If the Lambda times out mid-run, the checkpoint is unchanged. The next invocation reads the same checkpoint and reprocesses the same window. Re-processing is safe because every database write is idempotent. No record is skipped, no record is double-counted in a way that produces drift.
The alternative is to write the checkpoint after each page. That would let the pipeline make progress under timeouts, at the cost of partial-state risk: if a page failed midway through but its predecessor succeeded, the checkpoint would advance past records that did not actually land. Choosing checkpoint-after-success trades occasional re-processing for guaranteed completeness.

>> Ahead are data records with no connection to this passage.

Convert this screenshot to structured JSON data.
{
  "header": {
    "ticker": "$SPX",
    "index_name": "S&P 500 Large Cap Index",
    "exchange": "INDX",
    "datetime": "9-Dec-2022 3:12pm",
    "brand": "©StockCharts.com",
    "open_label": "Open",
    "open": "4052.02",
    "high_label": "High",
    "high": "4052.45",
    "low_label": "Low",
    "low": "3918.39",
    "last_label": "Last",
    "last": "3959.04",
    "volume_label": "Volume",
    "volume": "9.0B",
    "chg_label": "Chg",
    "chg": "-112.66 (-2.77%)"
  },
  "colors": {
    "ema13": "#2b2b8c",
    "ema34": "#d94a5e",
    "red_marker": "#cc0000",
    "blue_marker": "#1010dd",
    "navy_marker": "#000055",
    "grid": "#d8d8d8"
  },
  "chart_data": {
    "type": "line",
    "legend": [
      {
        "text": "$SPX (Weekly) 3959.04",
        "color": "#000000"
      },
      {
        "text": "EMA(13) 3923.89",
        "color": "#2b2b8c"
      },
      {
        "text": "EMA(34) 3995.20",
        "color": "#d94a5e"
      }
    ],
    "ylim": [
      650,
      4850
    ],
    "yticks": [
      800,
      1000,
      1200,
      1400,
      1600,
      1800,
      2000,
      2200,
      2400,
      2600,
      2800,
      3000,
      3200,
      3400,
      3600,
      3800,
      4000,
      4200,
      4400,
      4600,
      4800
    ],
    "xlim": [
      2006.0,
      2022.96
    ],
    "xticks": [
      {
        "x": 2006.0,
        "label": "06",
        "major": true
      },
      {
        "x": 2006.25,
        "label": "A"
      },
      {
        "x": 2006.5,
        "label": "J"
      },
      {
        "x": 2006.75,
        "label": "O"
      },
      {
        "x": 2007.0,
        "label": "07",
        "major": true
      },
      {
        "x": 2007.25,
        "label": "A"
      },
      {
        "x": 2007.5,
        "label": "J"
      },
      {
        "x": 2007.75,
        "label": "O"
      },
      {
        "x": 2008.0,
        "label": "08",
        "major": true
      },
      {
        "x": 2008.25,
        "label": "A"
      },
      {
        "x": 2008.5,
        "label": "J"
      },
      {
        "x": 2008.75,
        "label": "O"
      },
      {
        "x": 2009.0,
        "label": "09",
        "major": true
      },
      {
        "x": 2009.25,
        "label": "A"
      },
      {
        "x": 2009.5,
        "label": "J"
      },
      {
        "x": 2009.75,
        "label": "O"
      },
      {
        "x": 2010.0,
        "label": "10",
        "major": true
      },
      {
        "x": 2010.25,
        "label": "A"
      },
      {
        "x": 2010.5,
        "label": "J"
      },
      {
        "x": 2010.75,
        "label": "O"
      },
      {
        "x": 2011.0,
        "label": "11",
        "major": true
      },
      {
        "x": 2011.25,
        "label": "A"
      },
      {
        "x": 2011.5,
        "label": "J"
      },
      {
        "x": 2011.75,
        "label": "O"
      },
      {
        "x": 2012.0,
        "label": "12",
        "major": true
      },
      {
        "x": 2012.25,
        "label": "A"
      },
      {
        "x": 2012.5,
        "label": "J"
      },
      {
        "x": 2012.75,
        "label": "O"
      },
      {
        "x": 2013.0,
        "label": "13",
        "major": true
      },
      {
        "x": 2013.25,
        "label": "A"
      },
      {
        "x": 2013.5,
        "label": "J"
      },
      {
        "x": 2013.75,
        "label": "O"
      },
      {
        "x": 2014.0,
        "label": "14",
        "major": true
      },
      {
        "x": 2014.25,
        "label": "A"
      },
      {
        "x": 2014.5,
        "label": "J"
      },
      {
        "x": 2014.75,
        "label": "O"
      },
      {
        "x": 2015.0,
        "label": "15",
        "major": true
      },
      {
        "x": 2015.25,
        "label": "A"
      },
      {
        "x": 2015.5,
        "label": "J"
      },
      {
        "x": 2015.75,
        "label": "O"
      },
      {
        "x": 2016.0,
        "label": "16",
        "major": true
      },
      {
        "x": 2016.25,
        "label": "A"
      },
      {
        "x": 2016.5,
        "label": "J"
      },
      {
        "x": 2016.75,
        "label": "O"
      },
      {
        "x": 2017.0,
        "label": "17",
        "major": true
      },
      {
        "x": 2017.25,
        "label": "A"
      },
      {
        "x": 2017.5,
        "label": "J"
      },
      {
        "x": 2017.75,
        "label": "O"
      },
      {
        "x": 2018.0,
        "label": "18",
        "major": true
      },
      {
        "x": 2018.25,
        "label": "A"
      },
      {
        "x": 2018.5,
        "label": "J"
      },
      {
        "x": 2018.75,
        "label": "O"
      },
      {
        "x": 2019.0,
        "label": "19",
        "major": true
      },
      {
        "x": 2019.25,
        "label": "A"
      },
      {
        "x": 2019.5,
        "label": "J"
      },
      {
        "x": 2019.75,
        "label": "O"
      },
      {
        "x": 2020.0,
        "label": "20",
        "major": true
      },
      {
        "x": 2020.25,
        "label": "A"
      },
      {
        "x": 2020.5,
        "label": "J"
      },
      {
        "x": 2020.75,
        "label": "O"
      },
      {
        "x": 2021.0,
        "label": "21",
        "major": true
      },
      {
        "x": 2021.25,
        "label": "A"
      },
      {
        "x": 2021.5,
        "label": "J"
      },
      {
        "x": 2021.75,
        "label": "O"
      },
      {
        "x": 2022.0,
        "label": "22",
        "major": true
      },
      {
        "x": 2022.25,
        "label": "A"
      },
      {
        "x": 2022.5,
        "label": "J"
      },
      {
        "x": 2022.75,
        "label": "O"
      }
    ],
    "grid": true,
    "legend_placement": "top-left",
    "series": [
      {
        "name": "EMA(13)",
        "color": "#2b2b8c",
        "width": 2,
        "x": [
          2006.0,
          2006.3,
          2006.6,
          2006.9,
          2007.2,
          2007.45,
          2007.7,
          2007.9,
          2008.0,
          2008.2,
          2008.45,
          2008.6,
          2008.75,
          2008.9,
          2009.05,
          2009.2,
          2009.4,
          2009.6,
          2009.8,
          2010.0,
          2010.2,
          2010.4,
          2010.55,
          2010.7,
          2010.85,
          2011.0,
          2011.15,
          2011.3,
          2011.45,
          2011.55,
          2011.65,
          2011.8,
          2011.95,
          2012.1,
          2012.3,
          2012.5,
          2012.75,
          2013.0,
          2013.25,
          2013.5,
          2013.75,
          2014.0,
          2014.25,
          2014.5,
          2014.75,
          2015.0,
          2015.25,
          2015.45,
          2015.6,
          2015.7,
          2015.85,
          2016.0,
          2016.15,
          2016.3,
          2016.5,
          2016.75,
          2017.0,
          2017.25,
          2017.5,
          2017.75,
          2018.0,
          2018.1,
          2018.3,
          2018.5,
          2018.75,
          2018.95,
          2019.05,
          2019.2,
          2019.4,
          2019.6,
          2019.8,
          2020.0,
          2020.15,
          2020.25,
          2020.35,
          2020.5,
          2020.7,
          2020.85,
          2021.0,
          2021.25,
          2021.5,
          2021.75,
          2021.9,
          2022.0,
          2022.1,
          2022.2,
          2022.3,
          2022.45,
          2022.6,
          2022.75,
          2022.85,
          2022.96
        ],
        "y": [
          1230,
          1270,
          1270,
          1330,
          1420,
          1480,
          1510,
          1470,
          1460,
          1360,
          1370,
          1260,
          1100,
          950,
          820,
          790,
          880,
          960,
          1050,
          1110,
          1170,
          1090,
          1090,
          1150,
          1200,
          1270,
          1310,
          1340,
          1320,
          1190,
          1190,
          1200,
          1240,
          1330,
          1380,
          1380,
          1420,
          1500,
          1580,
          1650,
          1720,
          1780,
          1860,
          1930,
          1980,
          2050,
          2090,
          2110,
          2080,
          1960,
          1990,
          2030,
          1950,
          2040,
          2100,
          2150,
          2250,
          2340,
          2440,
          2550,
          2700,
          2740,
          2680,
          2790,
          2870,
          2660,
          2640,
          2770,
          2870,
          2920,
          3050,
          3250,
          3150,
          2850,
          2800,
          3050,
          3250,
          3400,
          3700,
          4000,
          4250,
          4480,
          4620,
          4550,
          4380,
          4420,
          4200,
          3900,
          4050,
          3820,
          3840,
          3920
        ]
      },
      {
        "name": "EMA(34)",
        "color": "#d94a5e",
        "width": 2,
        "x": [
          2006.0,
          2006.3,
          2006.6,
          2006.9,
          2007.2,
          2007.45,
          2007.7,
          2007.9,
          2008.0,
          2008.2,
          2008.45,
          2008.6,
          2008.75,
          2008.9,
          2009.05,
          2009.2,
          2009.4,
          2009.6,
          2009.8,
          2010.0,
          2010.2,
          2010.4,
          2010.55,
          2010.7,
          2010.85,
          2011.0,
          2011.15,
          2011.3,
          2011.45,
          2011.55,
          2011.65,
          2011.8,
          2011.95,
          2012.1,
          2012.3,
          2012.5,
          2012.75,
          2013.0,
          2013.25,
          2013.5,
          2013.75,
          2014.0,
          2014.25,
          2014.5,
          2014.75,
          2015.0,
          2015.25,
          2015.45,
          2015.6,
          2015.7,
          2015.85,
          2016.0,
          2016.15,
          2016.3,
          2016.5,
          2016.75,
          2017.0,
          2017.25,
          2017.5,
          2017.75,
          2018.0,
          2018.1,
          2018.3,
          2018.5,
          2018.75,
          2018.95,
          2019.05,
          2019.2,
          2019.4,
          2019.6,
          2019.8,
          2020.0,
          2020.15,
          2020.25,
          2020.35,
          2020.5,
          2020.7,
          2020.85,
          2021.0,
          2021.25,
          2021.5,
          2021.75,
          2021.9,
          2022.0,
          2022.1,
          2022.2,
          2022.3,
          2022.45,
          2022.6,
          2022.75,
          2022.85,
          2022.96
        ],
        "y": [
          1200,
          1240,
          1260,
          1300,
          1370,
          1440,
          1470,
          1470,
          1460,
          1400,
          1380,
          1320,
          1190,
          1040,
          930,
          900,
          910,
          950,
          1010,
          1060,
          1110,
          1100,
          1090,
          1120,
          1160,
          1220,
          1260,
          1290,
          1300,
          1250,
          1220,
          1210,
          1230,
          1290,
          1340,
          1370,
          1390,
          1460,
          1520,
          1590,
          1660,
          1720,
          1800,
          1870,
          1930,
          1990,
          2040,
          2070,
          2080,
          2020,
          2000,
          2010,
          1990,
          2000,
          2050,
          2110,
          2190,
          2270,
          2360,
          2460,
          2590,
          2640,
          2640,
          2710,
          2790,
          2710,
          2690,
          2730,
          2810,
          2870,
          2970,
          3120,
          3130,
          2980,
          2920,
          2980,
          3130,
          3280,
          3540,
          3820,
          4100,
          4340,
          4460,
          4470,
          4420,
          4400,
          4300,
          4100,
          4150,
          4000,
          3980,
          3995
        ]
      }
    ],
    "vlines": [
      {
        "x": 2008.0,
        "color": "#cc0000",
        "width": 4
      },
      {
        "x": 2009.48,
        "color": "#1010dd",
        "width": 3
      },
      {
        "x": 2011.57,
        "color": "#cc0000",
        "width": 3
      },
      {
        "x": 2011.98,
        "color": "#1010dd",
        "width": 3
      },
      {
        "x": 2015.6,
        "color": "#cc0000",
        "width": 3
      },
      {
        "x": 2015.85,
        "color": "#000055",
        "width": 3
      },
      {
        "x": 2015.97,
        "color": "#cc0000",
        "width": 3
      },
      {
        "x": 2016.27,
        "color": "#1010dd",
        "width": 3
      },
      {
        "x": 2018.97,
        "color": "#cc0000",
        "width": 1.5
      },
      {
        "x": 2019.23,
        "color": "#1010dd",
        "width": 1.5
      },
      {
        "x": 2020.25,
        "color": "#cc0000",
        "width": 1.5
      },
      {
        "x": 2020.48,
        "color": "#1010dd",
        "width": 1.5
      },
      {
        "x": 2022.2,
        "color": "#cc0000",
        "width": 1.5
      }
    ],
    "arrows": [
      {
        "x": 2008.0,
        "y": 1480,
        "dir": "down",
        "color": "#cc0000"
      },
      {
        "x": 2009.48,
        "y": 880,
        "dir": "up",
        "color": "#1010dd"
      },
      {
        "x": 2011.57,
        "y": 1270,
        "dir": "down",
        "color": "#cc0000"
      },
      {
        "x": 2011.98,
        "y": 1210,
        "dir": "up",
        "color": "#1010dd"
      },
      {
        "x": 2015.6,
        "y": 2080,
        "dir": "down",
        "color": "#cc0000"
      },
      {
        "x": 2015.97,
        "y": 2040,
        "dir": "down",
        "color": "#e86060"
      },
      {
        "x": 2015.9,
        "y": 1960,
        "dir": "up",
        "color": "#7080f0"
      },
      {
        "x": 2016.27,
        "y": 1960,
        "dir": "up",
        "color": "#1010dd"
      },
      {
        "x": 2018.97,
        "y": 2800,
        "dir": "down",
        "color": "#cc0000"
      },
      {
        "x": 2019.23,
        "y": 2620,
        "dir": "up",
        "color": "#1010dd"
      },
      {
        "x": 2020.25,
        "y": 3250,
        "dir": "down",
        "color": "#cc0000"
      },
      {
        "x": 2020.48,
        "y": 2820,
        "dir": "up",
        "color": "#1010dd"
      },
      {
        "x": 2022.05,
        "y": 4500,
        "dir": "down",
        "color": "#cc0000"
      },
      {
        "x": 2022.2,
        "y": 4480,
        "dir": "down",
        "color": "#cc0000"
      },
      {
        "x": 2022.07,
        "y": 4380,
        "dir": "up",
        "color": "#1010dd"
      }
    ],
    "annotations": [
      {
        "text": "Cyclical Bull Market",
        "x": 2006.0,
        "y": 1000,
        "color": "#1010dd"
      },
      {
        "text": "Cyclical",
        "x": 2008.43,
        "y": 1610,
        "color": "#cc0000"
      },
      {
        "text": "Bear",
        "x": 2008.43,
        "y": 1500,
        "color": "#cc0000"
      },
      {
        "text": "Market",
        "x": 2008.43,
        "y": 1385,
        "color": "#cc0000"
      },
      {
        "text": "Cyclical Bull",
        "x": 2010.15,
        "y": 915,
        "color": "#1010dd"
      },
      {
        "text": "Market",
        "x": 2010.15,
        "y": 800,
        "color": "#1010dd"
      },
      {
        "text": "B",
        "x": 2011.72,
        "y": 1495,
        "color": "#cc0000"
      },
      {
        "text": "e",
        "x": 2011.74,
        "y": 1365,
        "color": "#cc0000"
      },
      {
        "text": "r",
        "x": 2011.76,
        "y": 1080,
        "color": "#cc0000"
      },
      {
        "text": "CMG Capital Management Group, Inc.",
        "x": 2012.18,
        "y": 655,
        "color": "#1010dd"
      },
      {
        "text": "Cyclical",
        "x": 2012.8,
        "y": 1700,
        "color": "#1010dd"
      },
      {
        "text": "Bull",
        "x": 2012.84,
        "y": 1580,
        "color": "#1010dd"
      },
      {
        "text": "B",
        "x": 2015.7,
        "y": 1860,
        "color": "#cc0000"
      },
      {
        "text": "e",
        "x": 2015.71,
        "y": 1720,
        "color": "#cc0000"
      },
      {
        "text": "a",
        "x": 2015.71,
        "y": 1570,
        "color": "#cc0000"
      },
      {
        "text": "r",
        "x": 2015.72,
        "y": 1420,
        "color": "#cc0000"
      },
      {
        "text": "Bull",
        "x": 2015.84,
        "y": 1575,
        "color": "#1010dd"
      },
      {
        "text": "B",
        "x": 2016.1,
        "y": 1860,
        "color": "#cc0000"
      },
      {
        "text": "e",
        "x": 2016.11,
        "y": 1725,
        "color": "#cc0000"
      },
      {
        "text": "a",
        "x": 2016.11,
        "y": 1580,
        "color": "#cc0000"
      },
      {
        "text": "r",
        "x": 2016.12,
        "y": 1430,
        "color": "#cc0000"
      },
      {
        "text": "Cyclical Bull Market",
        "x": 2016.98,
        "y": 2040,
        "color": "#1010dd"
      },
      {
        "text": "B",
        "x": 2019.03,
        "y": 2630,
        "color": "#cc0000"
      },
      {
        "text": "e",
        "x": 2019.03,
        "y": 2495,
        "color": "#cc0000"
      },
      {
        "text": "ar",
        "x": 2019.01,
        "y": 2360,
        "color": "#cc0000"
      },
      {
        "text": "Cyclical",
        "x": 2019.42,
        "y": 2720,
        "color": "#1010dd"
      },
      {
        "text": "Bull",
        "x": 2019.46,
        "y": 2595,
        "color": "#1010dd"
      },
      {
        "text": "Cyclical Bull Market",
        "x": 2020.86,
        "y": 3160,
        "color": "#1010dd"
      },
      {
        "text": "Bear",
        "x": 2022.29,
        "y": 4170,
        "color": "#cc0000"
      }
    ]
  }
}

The checkpoint write itself uses exponential backoff with up to three attempts, because the parameter store occasionally throttles under enough concurrent activity. A failed checkpoint write does not roll back the actual database state; it just means the next run sees the previous checkpoint and re-processes one window.
Observability
Two alarms on the sync Lambda cover the main failure modes.
The first fires when the function throws an error in any 5-minute window. Errors include database unavailability, parsing exceptions that escape the per-record handlers, and any unhandled promise rejection. The alarm publishes to a topic that operations subscribes to.
The second fires when the function has not been invoked in three hours. This catches the case where the schedule got disabled, the function got throttled, or the cloud scheduler's permissions got revoked. Without this alarm, "the data slowly stops moving" is a silent failure mode.
What this enables
A continuous sync pipeline is unglamorous infrastructure. It does not show up in product demos. It does not have a customer-facing API. The only time anyone notices it is when it is broken.
That is also why it matters. Every other piece of the intelligence stack on top of this layer assumes that the canonical store is fresh, idempotent, and complete. The semantic search pipeline assumes the join key into the vector index is accurate and up to date. The narrative cluster job assumes engagement counts reflect reality within the last hour. The campaign brief endpoint assumes creator stats are not weeks old. The agents reading the API assume that the world they are reasoning about is the world that exists.
If the sync pipeline lies, all of those assumptions break, and the failures are diffuse. A search returns results that look fine but are stale. A trend dashboard shows a narrative that is already over. An agent confidently recommends a creator who deleted their account two weeks ago. None of these failures look like the sync pipeline broke. They look like the product is wrong.
That is why we treat reliability as part of the product. Every reliability decision in this pipeline is a downstream feature decision in disguise. The one-day overlap on the partition scan is the reason a search query never returns yesterday's data missing today's updates. The transactional upsert order is the reason creator stats and content rows never get out of sync. The checkpoint-after-success rule is the reason a Lambda timeout never silently advances state.
The most impressive AI demo collapses if the data layer underneath cannot keep up. The unsexy half of intelligence infrastructure is what makes the impressive half possible. Both halves get built. Only one gets shown off.